There are some Christians who think that this backlash is a good thing and that it might herald better days ahead. I’m not convinced. I think that we live in a confused, hurting and increasingly irrational culture, where the gods of money, power and sex still reign. I don’t believe that a return to a perceived golden age of Victorian morality is either possible or desirable. What we really need is to go back even further – to the 1st century Greco-Roman Pagan world.

Back to the Future

In a sense we are already there. Unlike the myth sold us by the false apostles of the new sexual revolution, this was not a time of sexual bliss but one of confusion, abuse, slavery, sexual diseases, infanticide and abortion, immorality, and the rich and powerful ruling over and using the poor and weak. In other words instead of our society progressing we have regressed to the Greco/Roman/Pagan past. We have gone back to the future.

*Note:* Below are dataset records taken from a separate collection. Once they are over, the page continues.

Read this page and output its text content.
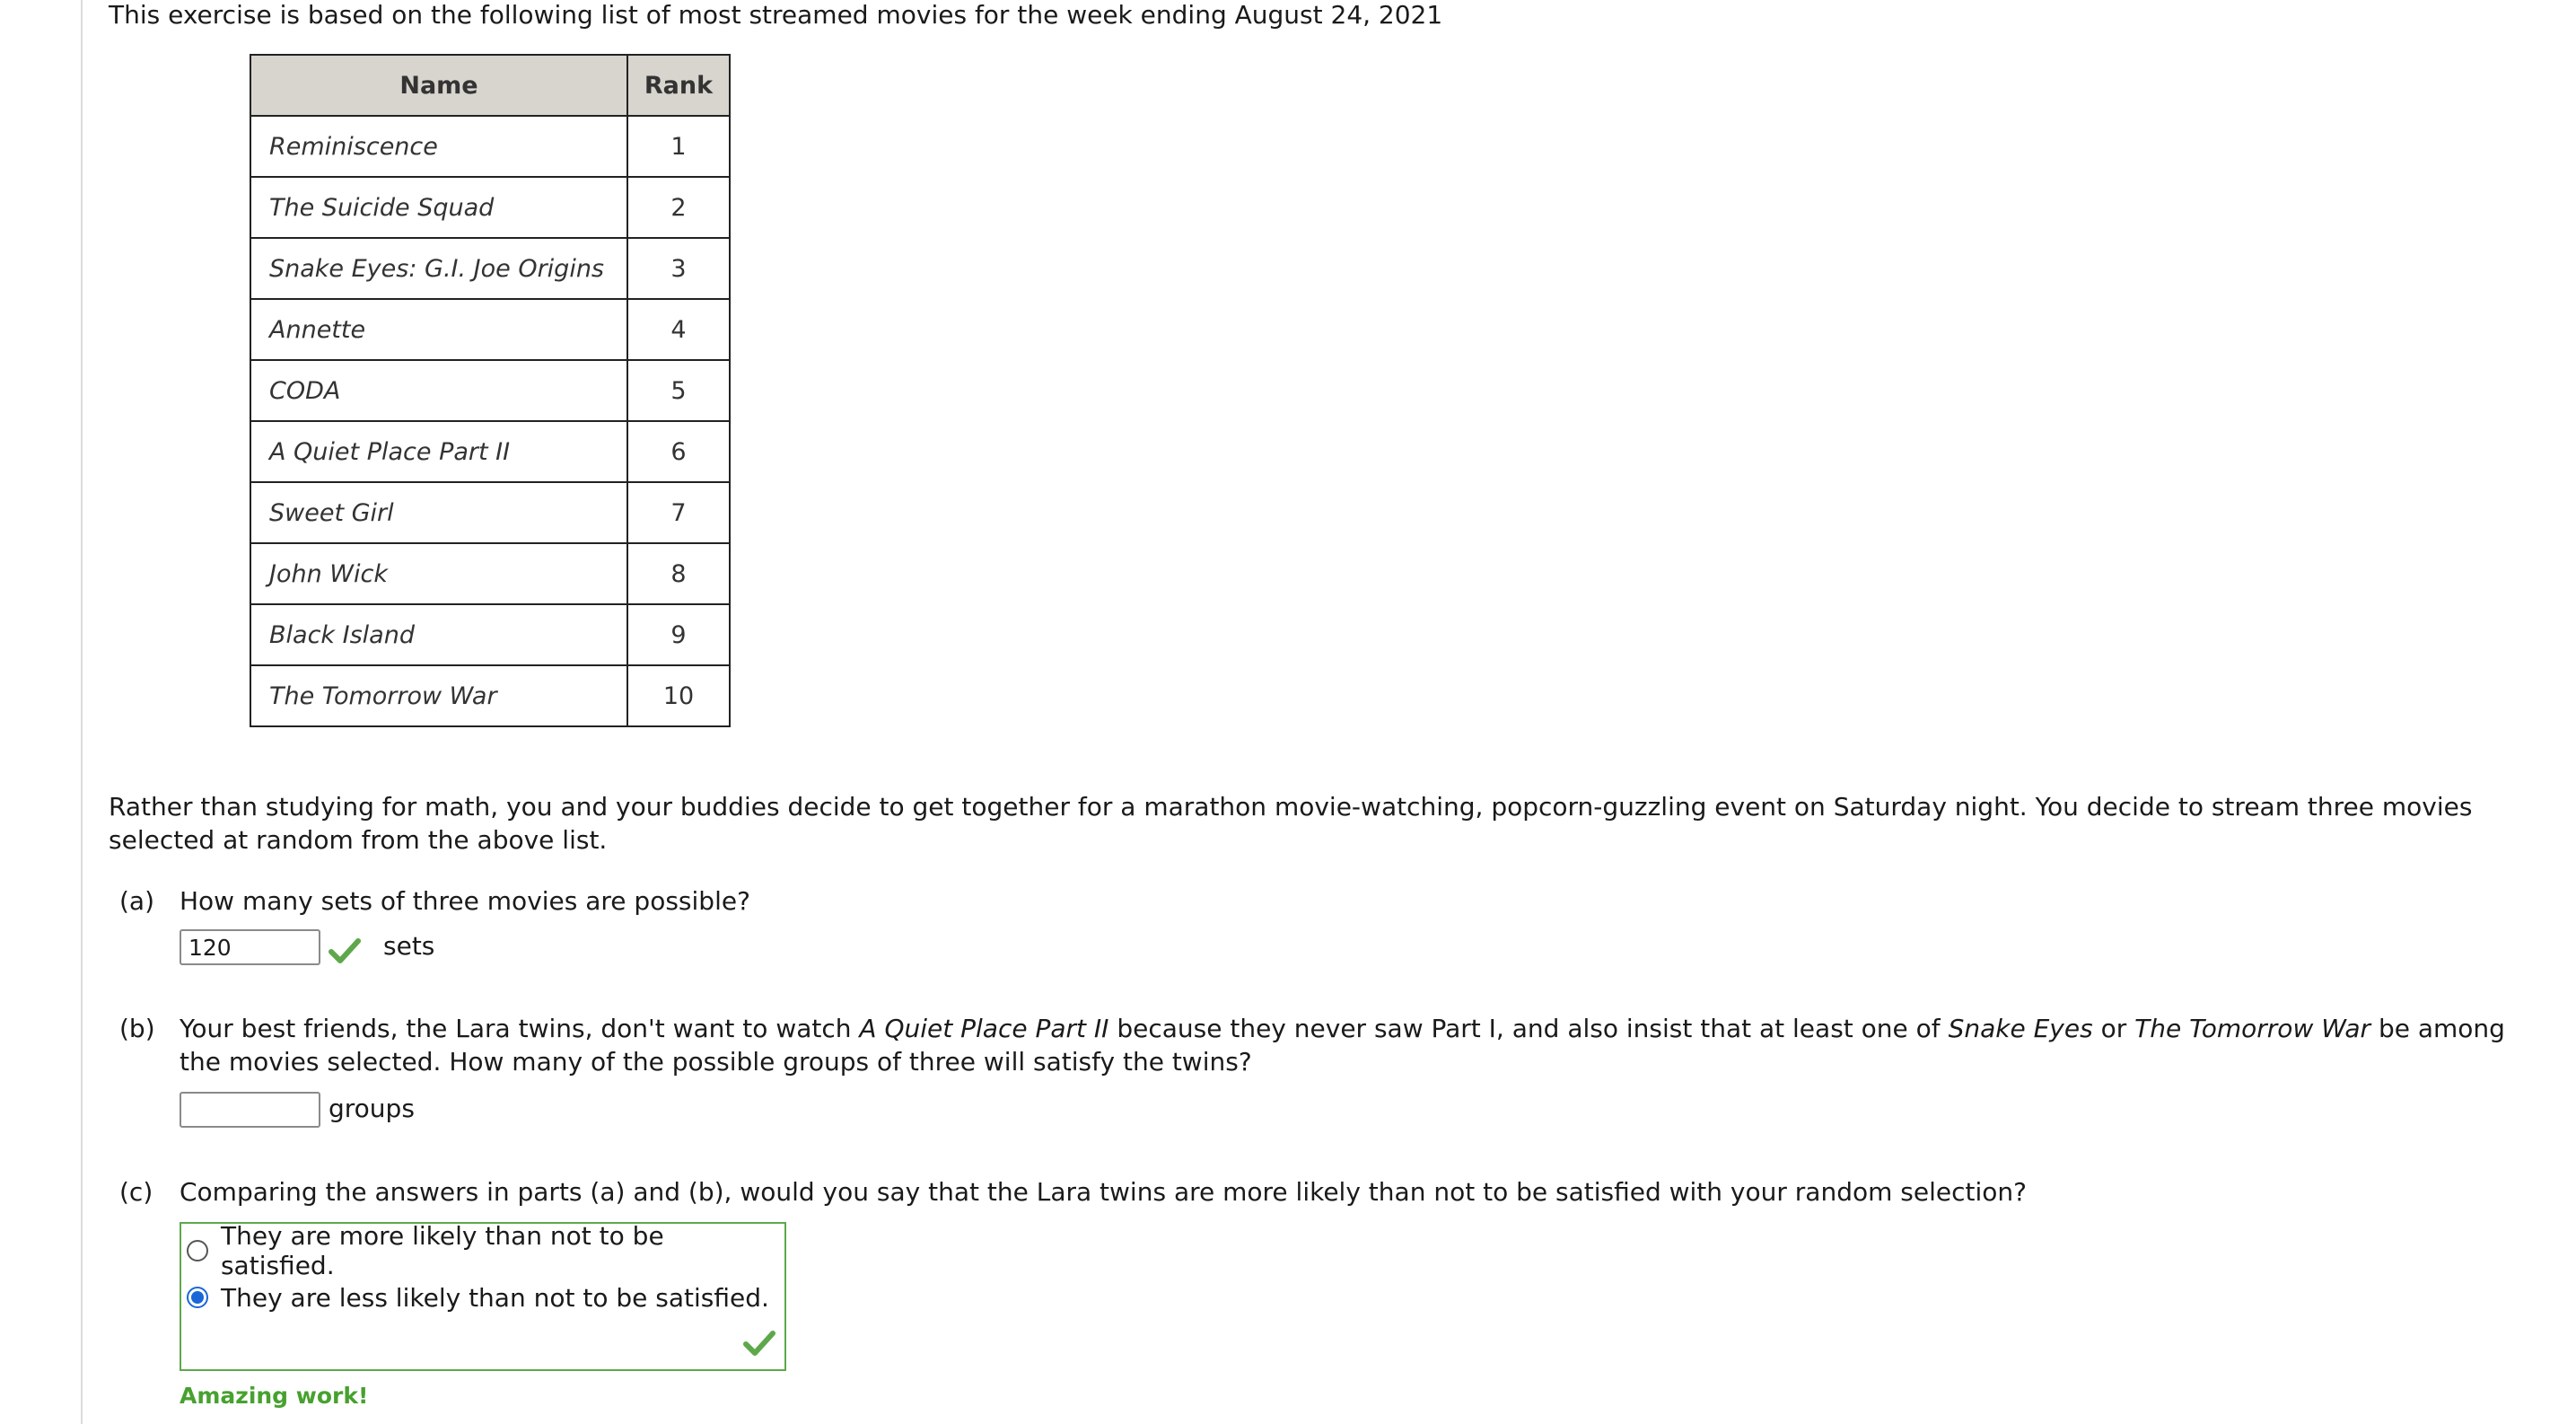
This exercise is based on the following list of most streamed movies for the week ending August 24, 2021
Name	Rank
Reminiscence	1
The Suicide Squad	2
Snake Eyes: G.I. Joe Origins	3
Annette	4
CODA	5
A Quiet Place Part II	6
Sweet Girl	7
John Wick	8
Black Island	9
The Tomorrow War	10
Rather than studying for math, you and your buddies decide to get together for a marathon movie-watching, popcorn-guzzling event on Saturday night. You decide to stream three movies selected at random from the above list.
(a) How many sets of three movies are possible?
120
sets
(b) Your best friends, the Lara twins, don't want to watch A Quiet Place Part II because they never saw Part I, and also insist that at least one of Snake Eyes or The Tomorrow War be among the movies selected. How many of the possible groups of three will satisfy the twins?
groups
(c) Comparing the answers in parts (a) and (b), would you say that the Lara twins are more likely than not to be satisfied with your random selection?
They are more likely than not to be satisfied.
They are less likely than not to be satisfied.
Amazing work!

So it’s simple. Christians should do in the 21st century, what it did in the 1st: preach the Gospel, care for the poor, avoid all sexual immorality, live in a community of love and fellowship and keep ourselves from being tainted by the world. The Church failed many times (look at the Corinthian church for a start). But that is where we have such an advantage. Ours is not a gospel of law (do this and you will live) but a gospel of grace and forgivingness (this has been done for you – now go and live!). Nothing our secular sexual revolutionaries or counter- revolutionaries can offer comes anywhere near this. They can only offer a false freedom that leads to slavery or a moralism that leads to condemnation. We can offer forgiveness that leads to eternal life. A new beginning. A new birth. God knows but our society needs to hear and see that right now.

As James 1:7 says: ‘Religion that God our Father accepts as pure and faultless is this: to look after orphans and widows in their distress and to keep oneself from being polluted by the world.”  Not a bad motto for the Church in Australia today!